Let $D/{\mathbb Q}$ be a quaternion algebra and $K / {\mathbb Q}$ a quadratic field extension that is contained in $D$.
Then I would like to see $D$ as a module over $K \otimes_{\mathbb Q} D$ via the morphism $$ \psi \colon K \otimes_{\mathbb Q} D \rightarrow End_{\mathbb Q}(D), \quad (k \otimes d) \mapsto (x \mapsto d \cdot x \cdot k). $$ This should give $D$ the structure of an $K \otimes_{\mathbb Q} D$-module. Since $K \otimes_{\mathbb Q} D$ is a simple semi-simple $K$-algebra, we then have $D \cong (K \otimes_{\mathbb Q} D)^r$ for some $r$.
However, comparing dimensions gives me $r = \frac 12$, contradiction.
I do not understand what I am doing wrong. Could someone enlighten me?
Since $\dim_\mathbb{Q}D=4$ and $\dim_\mathbb{Q}K=2$ we can say $D$ is $2$D as a right $K$-vector space.
The module structure is a $K$-algebra homomorphism $D\otimes_\mathbb{Q}K\to \mathrm{End}_K(D)$. Both sides of this have the same dimension as $K$-vector spaces, so to confirm this is an algebra isomorphism it suffices to show it is one-to-one, or equivalently its kernel is trivial.
Since $K$ is 2D over $\mathbb{Q}$, all elements of $A=D\otimes_\mathbb{Q} K$ are expressible as $d\otimes k$ or as a simple combination $d_1\otimes k_1+d_2\otimes k_2$. In the first case, we can apply such an algebra element to the module element $1\in D$ to get $dk=0$, which implies $d\otimes k=0$, so next assume there is a kernel element which is not a pure tensor; we can multiply such an element by a pure tensor to get a kernel element of the form $1\otimes1-d\otimes k$. If we apply this to the module element $1\in D$ we get $1-dk=0$, or IOW $d=k^{-1}$. The element $1\otimes1-k^{-1}\otimes k$ is $0$ if $k\in\mathbb{Q}$, so assume otherwise. Since $D$ is central simple over $\mathbb{Q}$, there exists an $\ell\in D$ for which $k\ell\ne\ell k$, and then if we apply $1\otimes1-k^{-1}\otimes k$ to $\ell$ we get $\ell-k^{-1}\ell k=0$, a contradiction, so the kernel is trivial.

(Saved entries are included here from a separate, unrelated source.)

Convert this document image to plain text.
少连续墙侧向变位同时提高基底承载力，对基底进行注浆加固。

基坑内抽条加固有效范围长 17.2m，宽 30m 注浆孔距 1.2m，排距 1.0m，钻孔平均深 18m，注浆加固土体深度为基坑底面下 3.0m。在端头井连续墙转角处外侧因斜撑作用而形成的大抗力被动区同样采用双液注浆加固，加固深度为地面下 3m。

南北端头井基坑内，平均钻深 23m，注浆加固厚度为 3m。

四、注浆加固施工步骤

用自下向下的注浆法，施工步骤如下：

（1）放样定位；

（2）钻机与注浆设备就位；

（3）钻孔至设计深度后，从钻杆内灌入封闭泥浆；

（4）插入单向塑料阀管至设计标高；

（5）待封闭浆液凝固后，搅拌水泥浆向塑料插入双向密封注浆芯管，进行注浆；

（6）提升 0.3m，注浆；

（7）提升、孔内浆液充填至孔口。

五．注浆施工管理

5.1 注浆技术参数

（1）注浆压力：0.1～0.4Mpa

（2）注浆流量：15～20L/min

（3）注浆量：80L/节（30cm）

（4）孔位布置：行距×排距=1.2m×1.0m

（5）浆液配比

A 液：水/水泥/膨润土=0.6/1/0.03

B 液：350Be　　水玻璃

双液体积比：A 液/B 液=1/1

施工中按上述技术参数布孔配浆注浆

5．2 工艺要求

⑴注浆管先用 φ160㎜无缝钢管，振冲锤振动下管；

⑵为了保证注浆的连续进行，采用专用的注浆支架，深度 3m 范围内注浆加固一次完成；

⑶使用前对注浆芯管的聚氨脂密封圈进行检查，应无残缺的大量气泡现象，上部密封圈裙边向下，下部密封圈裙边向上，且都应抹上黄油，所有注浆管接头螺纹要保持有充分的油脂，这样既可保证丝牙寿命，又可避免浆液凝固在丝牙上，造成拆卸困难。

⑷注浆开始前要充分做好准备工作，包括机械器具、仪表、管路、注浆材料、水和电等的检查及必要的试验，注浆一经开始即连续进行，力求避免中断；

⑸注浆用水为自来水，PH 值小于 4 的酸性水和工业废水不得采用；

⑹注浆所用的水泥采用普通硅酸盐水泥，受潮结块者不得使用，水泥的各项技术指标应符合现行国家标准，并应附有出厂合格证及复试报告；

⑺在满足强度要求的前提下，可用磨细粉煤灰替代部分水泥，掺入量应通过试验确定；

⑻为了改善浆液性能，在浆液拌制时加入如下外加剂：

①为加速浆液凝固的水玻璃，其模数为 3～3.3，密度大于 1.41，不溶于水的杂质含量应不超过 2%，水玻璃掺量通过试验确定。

Therefore we conclude $A\cong M_2(K)$ is not a simple module over itself and it makes sense $D\cong K^2$ can be a $K$-module over it. Indeed, $M_2(K)$ has two left ideals, corresponding to matrices with first or second column zeroed out, so there ought to be two corresponding ideals of $A$.
Suppose $K$ is generated over $\mathbb{Q}$ by a square root of $a\in\mathbb{Q}$ we call $u$. Then $\frac{1}{2a}(1\otimes a\pm u\otimes u)$ are two orthogonal idempotents $e_\pm$ yielding $A=Ae_+\oplus Ae_-$, just as planned.
We can refine this to the corresponding Peirce decompositions
$$ A\cong (e_+Ae_+) \oplus (e_+Ae_-) \oplus (e_-Ae_+) \oplus (e_-Ae_-) $$
$$ M_2(K) \,\cong\, [\begin{smallmatrix} K & 0 \\ 0 & 0 \end{smallmatrix}] \,\oplus\, [\begin{smallmatrix} 0 & K \\ 0 & 0 \end{smallmatrix}] \,\oplus\, [\begin{smallmatrix} 0 & 0 \\ K & 0 \end{smallmatrix}] \,\oplus\, [\begin{smallmatrix} 0 & 0 \\ 0 & K \end{smallmatrix}] $$
and the isomorphism $A\cong M_2(K)$ respects the graded $K$-algebra structures above.